Elvira. Muchos  recuerdos  con  esta prima.  Su  alegría  a flor  de piel.  Su  deseo  de servir,  de ayudar a los  demás,  sobre  todo  a nosotros,  sus  primos y  tíos.  No  se me olvida toda la oportunidad que nos dio,  a los hijos  de Roberto  y Sofía,  de ganarnos unos  pesos  limpiando unas  rebabas  de caucho  de los productos que hacían  donde ella trabajaba. Cuando informó que se haría  monja, no lo creíamos  inicialmente; hoy nos congratulamos y alegramos por  su vocación y su entrega  al servicio del Señor. Y sigue  siendo  gocetas; no se me olvida su compartir durante  la celebración de los noventa  años de nuestra  tía Carlina Salazar Jaramillo, hermana  de Sofía y de Aura y de otras más.

Gilma. Mujer recia de carácter, segura  de sí misma.  Tampoco pensaba que se haría monja;  pero,  cuando  lo  hizo,  nunca  dudé  de  que  lo  haría  muy  bien.  Es  toda  una profesional en su campo,  en su misión. Irradia seguridad.

Conrado. Compartimos mucho.  Vivió con mi familia algunos años mientras estudiaba y,  tal vez,  al empezar su  trabajo.  Con  cuánto  gusto  ejerció  la topografía. Cuántos sinsabores que  vivió por  la  negligencia y  malos  manejos  en el INCORA, donde  ejercía su función de topógrafo.  Con  cuanta  abnegación realizaba su trabajo. Cuanto amor  le dio  a su esposa  Ofelia  y a sus  hijos.  También se nos adelantó  muy pronto.  Paz  en su tumba,  recuerdo  inmenso y gratitud permanente.

Gerardo. Con  este primo  he compartido mucho  menos. Sé que le está yendo  muy bien trabajando  en el Huila, en el sector de la construcción. Muy  poquísimas veces nos  vemos,  pero  cuando  se da  el encuentro  me alegro  y  siento  que  él también  se alegra.  Esta nuestra  hermandad en la sangre  no se puede  ocultar.

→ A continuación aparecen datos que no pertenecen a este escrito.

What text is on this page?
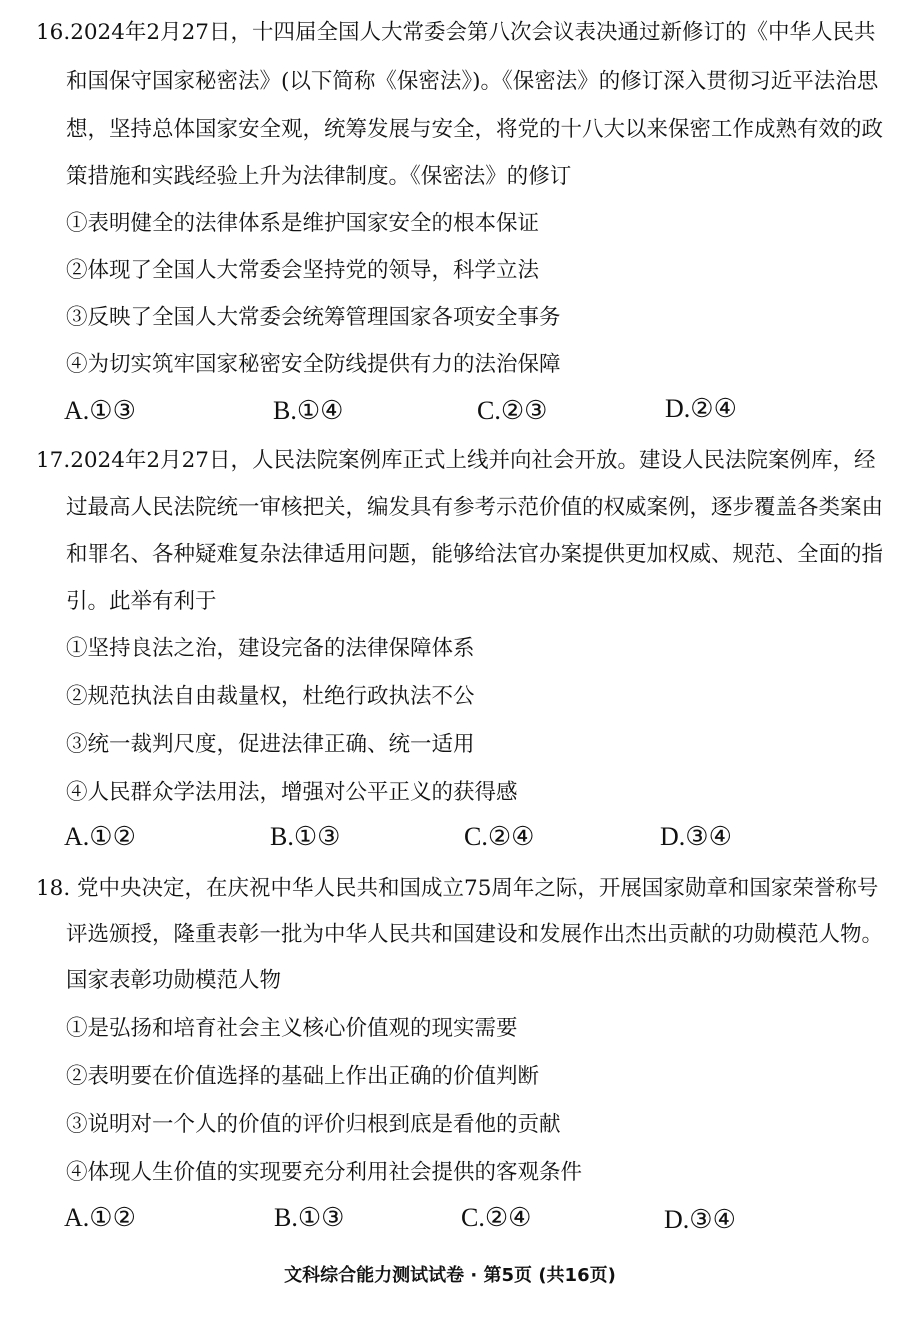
16.2024年2月27日，十四届全国人大常委会第八次会议表决通过新修订的《中华人民共
和国保守国家秘密法》(以下简称《保密法》)。《保密法》的修订深入贯彻习近平法治思
想，坚持总体国家安全观，统筹发展与安全，将党的十八大以来保密工作成熟有效的政
策措施和实践经验上升为法律制度。《保密法》的修订
①表明健全的法律体系是维护国家安全的根本保证
②体现了全国人大常委会坚持党的领导，科学立法
③反映了全国人大常委会统筹管理国家各项安全事务
④为切实筑牢国家秘密安全防线提供有力的法治保障
A.①③	B.①④	C.②③	D.②④
17.2024年2月27日，人民法院案例库正式上线并向社会开放。建设人民法院案例库，经
过最高人民法院统一审核把关，编发具有参考示范价值的权威案例，逐步覆盖各类案由
和罪名、各种疑难复杂法律适用问题，能够给法官办案提供更加权威、规范、全面的指
引。此举有利于
①坚持良法之治，建设完备的法律保障体系
②规范执法自由裁量权，杜绝行政执法不公
③统一裁判尺度，促进法律正确、统一适用
④人民群众学法用法，增强对公平正义的获得感
A.①②	B.①③	C.②④	D.③④
18. 党中央决定，在庆祝中华人民共和国成立75周年之际，开展国家勋章和国家荣誉称号
评选颁授，隆重表彰一批为中华人民共和国建设和发展作出杰出贡献的功勋模范人物。
国家表彰功勋模范人物
①是弘扬和培育社会主义核心价值观的现实需要
②表明要在价值选择的基础上作出正确的价值判断
③说明对一个人的价值的评价归根到底是看他的贡献
④体现人生价值的实现要充分利用社会提供的客观条件
A.①②	B.①③	C.②④	D.③④
文科综合能力测试试卷 · 第5页 (共16页)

Fernando. Igual que con Gerardo, pocas  veces nos vemos,  pero  cuando  se da, lo disfrutamos. Últimamente estamos  compartiendo información positiva a través  del Whatsapp. Gracias Fernando por siempre  estar ahí.

Eduardo. El  negro.  Tampoco tuve  mucho   contacto  con  este primo,   pero  igual, cada  vez  que nos  veíamos nos  alegrábamos y  no podíamos más  que empezar con un  fuerte abrazo,  abrazo  que se repetía  al despedirnos. Paz  en su tumba,  recuerdo inmenso y gratitud permanente.

4.  Alfonso, también hermano de  mi  padre

Alfonso. Biológicamente no era hermano  de mi padre.  Pero se crio  con la familia de Benjamín y  Susana,  al punto  que, para  todos  nosotros,  era nuestro  tío y  un  tío muy  apreciado por todos. Casado con Carlina, sí, la hermana  de mi  mamá.  Fue  tío más cercano y servicial que Benjamín, por ejemplo.  Siempre  preocupado por servir a su  familia, no  solo  la  que  conformó  con  Carlina, sino  con  todos  los  integrantes de los clanes  Henao  Salazar y Salazar Henao.  Personalmente tengo que agradecer  a este grupo familiar la acogida que me dieron  cuando  estudié mis primeros tres años de  bachillerato en  Pensilvania. Sería  completamente desagradecido  y  sumamente desobligante si paso  por alto aquí  la acogida que también  tuve  donde  Juan  y Aura, así  como  donde  Susana  (ya  Santiago había  fallecido), en algunos pasajes  de  estos tres años.

Recuerdos de anécdotas  y vivencias de mi tío Alfonso y también  de mi estadía  en su casa durante  mis  años  de estudio,  son muchas y todas  muy  alegres  y/o gratas, aunque  fueran  duras.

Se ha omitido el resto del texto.